Turns out the issue was user error on the TO_TIMESTAMP() format parameter. We were sending in yyyyMMddkkmmss, while the correct format is yyyyMMddHHmmss, with HH having a range of 00-23 for the hours, while the old kk had a range of 01-24. Whoops!
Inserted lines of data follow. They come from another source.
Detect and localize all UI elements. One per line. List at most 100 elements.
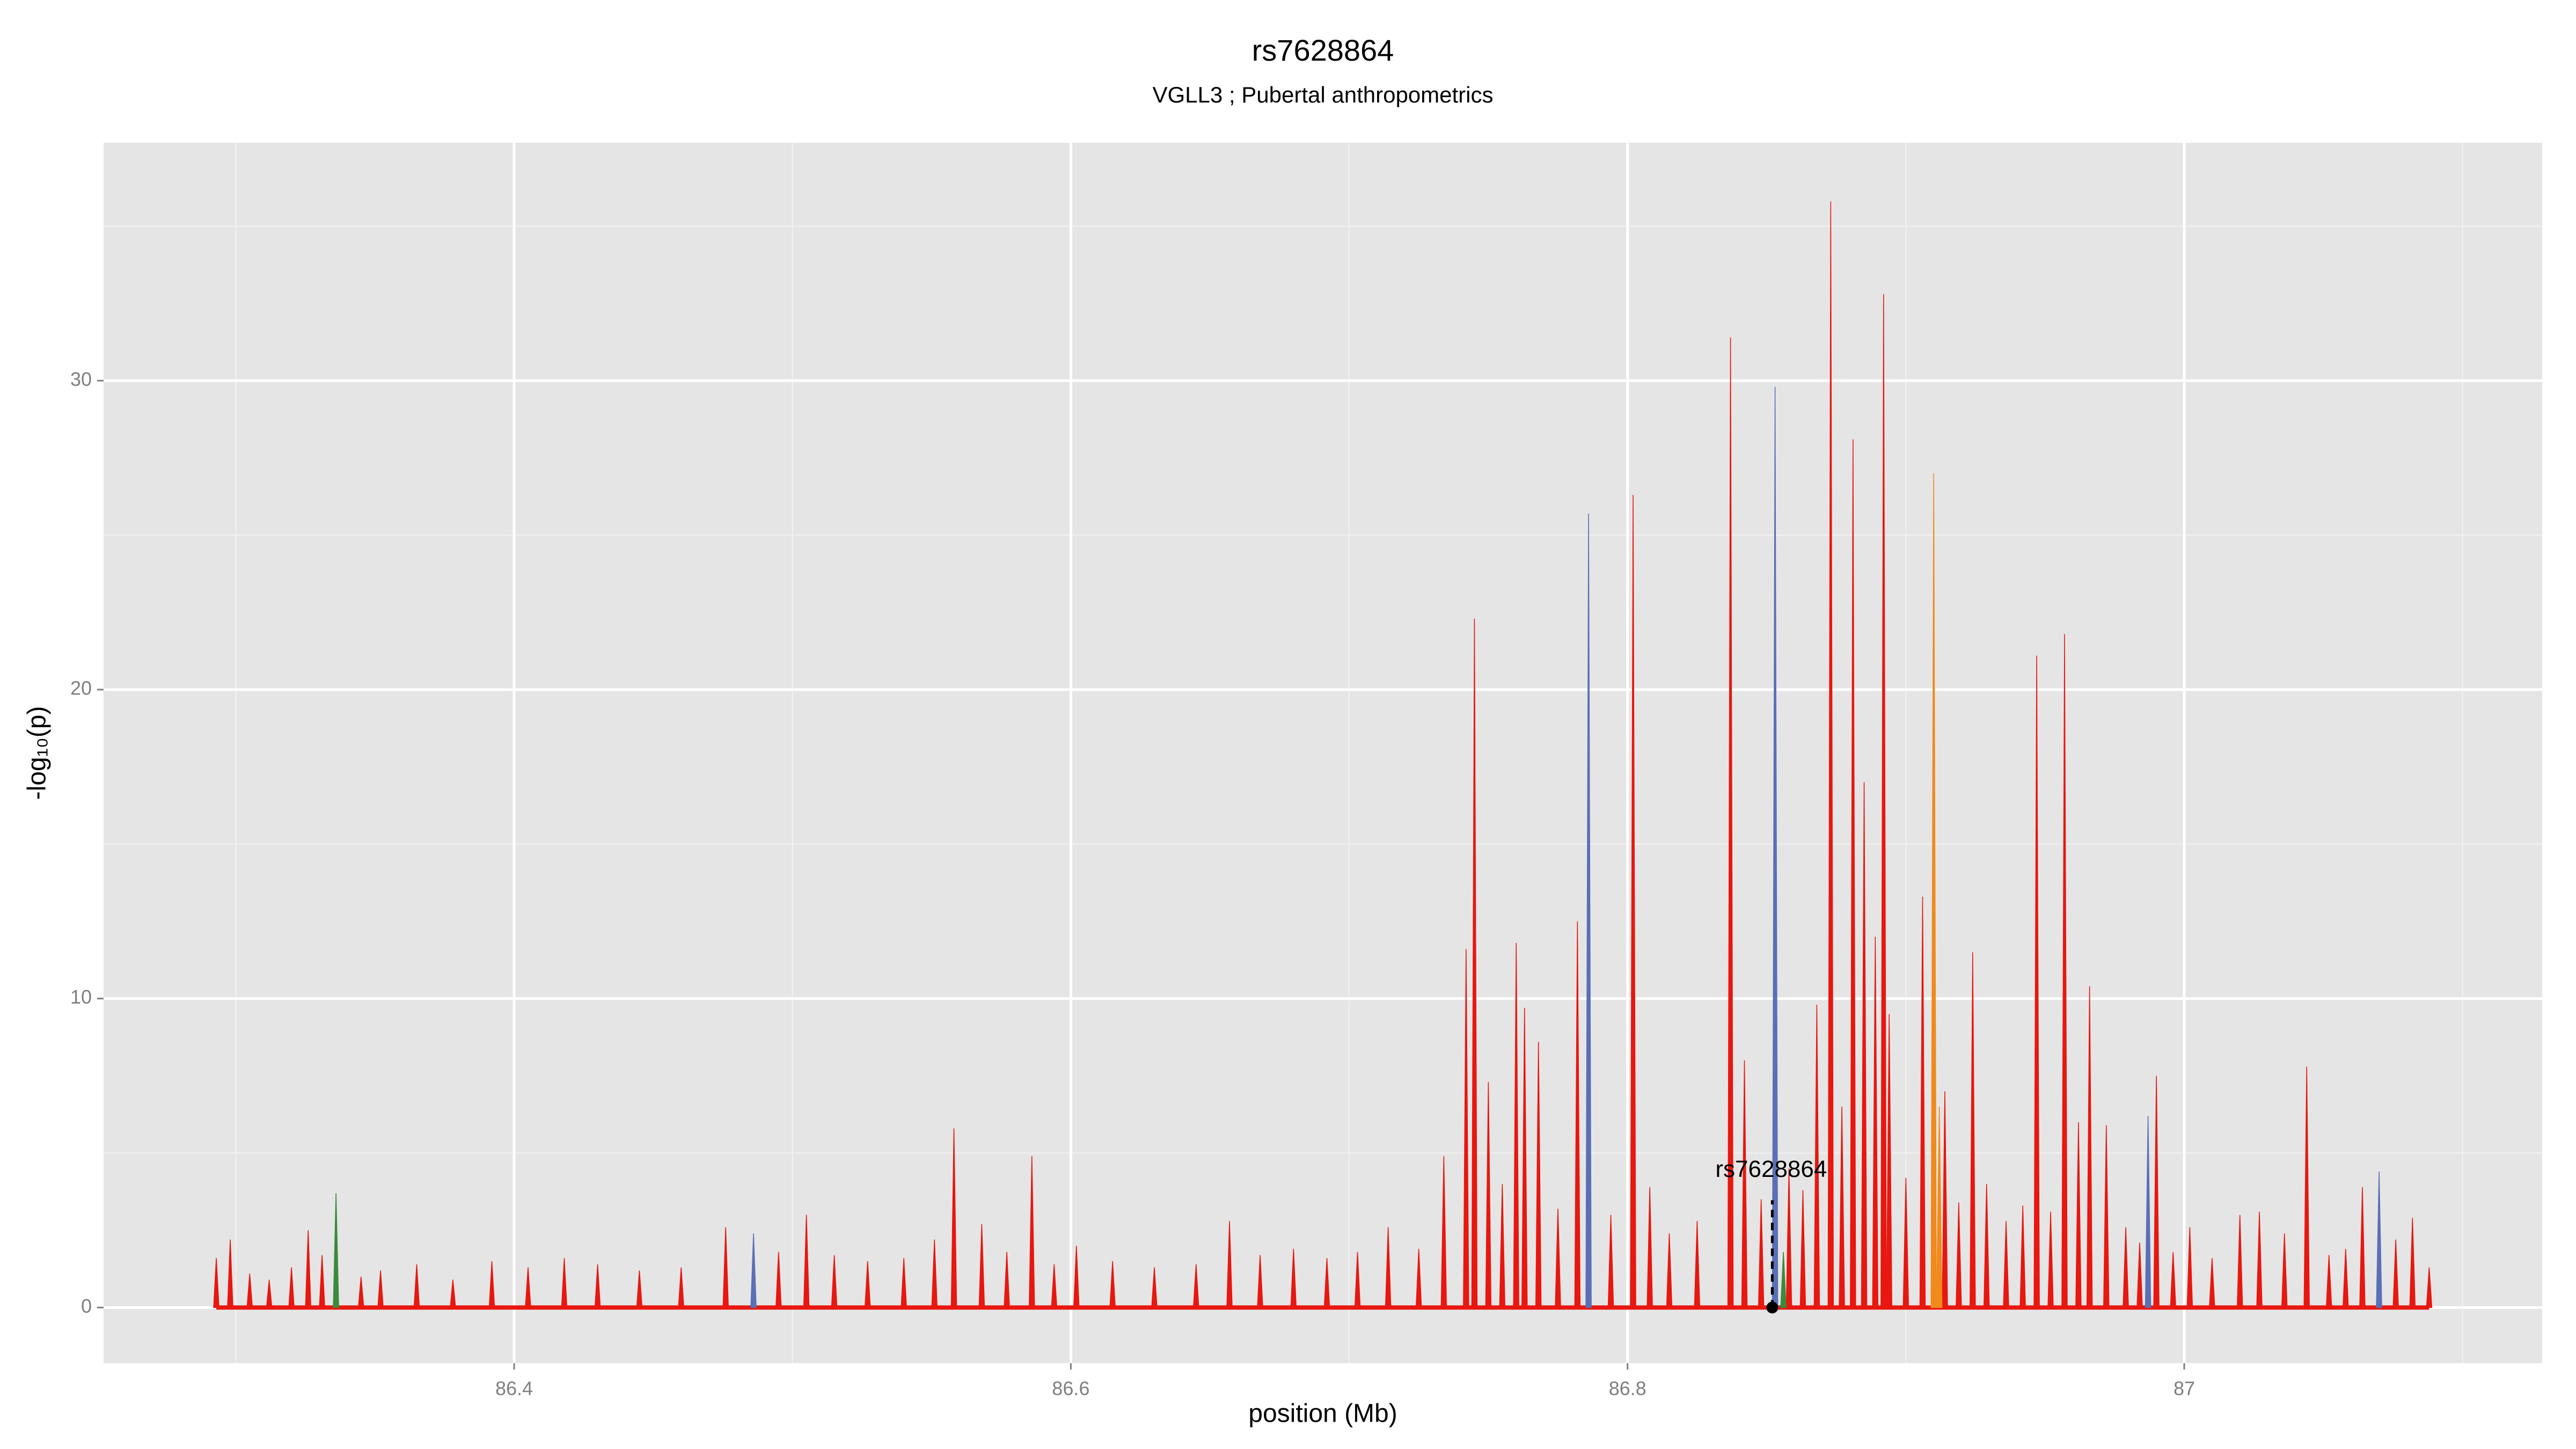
- spike: [1463, 949, 1469, 1308]
- y-axis-label: -log₁₀(p): [23, 706, 52, 800]
- spike: [1630, 495, 1636, 1308]
- spike: [2170, 1252, 2177, 1308]
- spike: [1290, 1248, 1297, 1308]
- spike: [2136, 1242, 2143, 1308]
- x-axis-label: position (Mb): [1248, 1400, 1397, 1428]
- spike: [305, 1230, 311, 1308]
- spike: [978, 1224, 985, 1308]
- spike: [319, 1255, 325, 1308]
- spike: [1226, 1221, 1233, 1308]
- spike: [1471, 618, 1478, 1308]
- spike: [1956, 1202, 1962, 1308]
- spike: [2209, 1258, 2215, 1308]
- spike: [2303, 1066, 2310, 1308]
- spike: [1323, 1258, 1330, 1308]
- spike: [2123, 1227, 2129, 1308]
- spike: [2256, 1211, 2263, 1308]
- y-tick-label: 20: [70, 677, 92, 699]
- spike: [2003, 1221, 2009, 1308]
- annotation-point: [1766, 1301, 1779, 1314]
- spike: [1513, 943, 1519, 1308]
- spike: [1440, 1156, 1447, 1308]
- spike: [1799, 1190, 1806, 1308]
- spike: [2186, 1227, 2193, 1308]
- spike: [1499, 1184, 1506, 1308]
- spike: [1646, 1187, 1653, 1308]
- spike: [1574, 921, 1581, 1308]
- spike: [2409, 1218, 2416, 1308]
- spike: [288, 1267, 295, 1308]
- spike: [2019, 1205, 2026, 1308]
- annotation-label: rs7628864: [1715, 1156, 1827, 1182]
- chart-title: rs7628864: [1252, 33, 1394, 67]
- spike: [722, 1227, 729, 1308]
- spike: [1385, 1227, 1392, 1308]
- spike: [1902, 1177, 1909, 1308]
- spike: [2392, 1239, 2399, 1308]
- spike: [2236, 1214, 2243, 1308]
- spike: [413, 1264, 420, 1308]
- chart-subtitle: VGLL3 ; Pubertal anthropometrics: [1152, 82, 1493, 107]
- spike: [2033, 655, 2040, 1308]
- spike: [1073, 1246, 1080, 1308]
- spike: [1970, 952, 1976, 1308]
- spike: [594, 1264, 601, 1308]
- spike: [1354, 1252, 1361, 1308]
- spike: [1839, 1107, 1845, 1308]
- spike: [1919, 896, 1926, 1308]
- spike: [636, 1270, 643, 1308]
- spike: [1880, 294, 1887, 1308]
- spike: [1930, 473, 1937, 1308]
- spike: [1585, 513, 1592, 1308]
- x-tick-label: 87: [2174, 1378, 2195, 1400]
- spike: [2325, 1255, 2332, 1308]
- spike: [266, 1279, 273, 1308]
- spike: [213, 1258, 219, 1308]
- y-tick-label: 30: [70, 368, 92, 390]
- spike: [1758, 1199, 1765, 1308]
- spike: [1785, 1168, 1792, 1308]
- spike: [1051, 1264, 1058, 1308]
- spike: [1727, 337, 1734, 1308]
- spike: [1942, 1091, 1948, 1308]
- spike: [1936, 1107, 1943, 1308]
- plot-panel: [104, 143, 2542, 1363]
- spike: [525, 1267, 531, 1308]
- spike: [488, 1261, 495, 1308]
- spike: [246, 1273, 253, 1308]
- spike: [950, 1128, 957, 1308]
- spike: [1151, 1267, 1158, 1308]
- spike: [2281, 1233, 2288, 1308]
- spike: [931, 1239, 938, 1308]
- spike: [1827, 201, 1834, 1308]
- spike: [227, 1239, 233, 1308]
- spike: [901, 1258, 907, 1308]
- spike: [1004, 1252, 1010, 1308]
- y-tick-label: 0: [81, 1295, 92, 1317]
- spike: [2047, 1211, 2054, 1308]
- spike: [1983, 1184, 1990, 1308]
- series-red: [213, 201, 2433, 1308]
- series-green: [333, 1193, 1787, 1308]
- spike: [1741, 1060, 1748, 1308]
- spike: [2075, 1122, 2082, 1308]
- spike: [2103, 1125, 2110, 1308]
- spike: [1872, 936, 1879, 1308]
- spike: [2061, 634, 2068, 1308]
- spike: [2426, 1267, 2433, 1308]
- spike: [1521, 1007, 1528, 1308]
- spike: [1555, 1209, 1561, 1308]
- spike: [1607, 1214, 1614, 1308]
- spike: [333, 1193, 339, 1308]
- spike: [1257, 1255, 1263, 1308]
- spike: [1780, 1252, 1787, 1308]
- y-tick-label: 10: [70, 986, 92, 1008]
- x-tick-label: 86.8: [1609, 1378, 1646, 1400]
- spike: [2359, 1187, 2366, 1308]
- spike: [803, 1214, 810, 1308]
- series-blue: [750, 386, 2382, 1308]
- spike: [1666, 1233, 1673, 1308]
- x-tick-label: 86.4: [495, 1378, 533, 1400]
- spike: [775, 1252, 782, 1308]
Fixing this resolves the issue:
spark.sql("""
SELECT
revision_id,
CAST(mw_revision_timestamp AS STRING) as mw_revision_timestamp_as_string,
TO_TIMESTAMP(mw_revision_timestamp, 'yyyyMMddkkmmss') AS revision_timestamp_kk,
TO_TIMESTAMP(mw_revision_timestamp, 'yyyyMMddHHmmss') AS revision_timestamp_HH
FROM flat_inconsistent_revision_ids_source
WHERE revision_id = 68598618
""").show(100)
+-----------+-------------------------------+---------------------+---------------------+
|revision_id|mw_revision_timestamp_as_string|revision_timestamp_kk|revision_timestamp_HH|
+-----------+-------------------------------+---------------------+---------------------+
| 68598618| 20241118003616| null| 2024-11-18 00:36:16|
+-----------+-------------------------------+---------------------+---------------------+xcollazo merged https://gitlab.wikimedia.org/repos/data-engineering/dumps/mediawiki-content-dump/-/merge_requests/48
Fix TO_TIMESTAMP() format parameters.
xcollazo merged https://gitlab.wikimedia.org/repos/data-engineering/airflow-dags/-/merge_requests/930
Pick up repos/data-engineering/dumps/mediawiki-content-dump!48.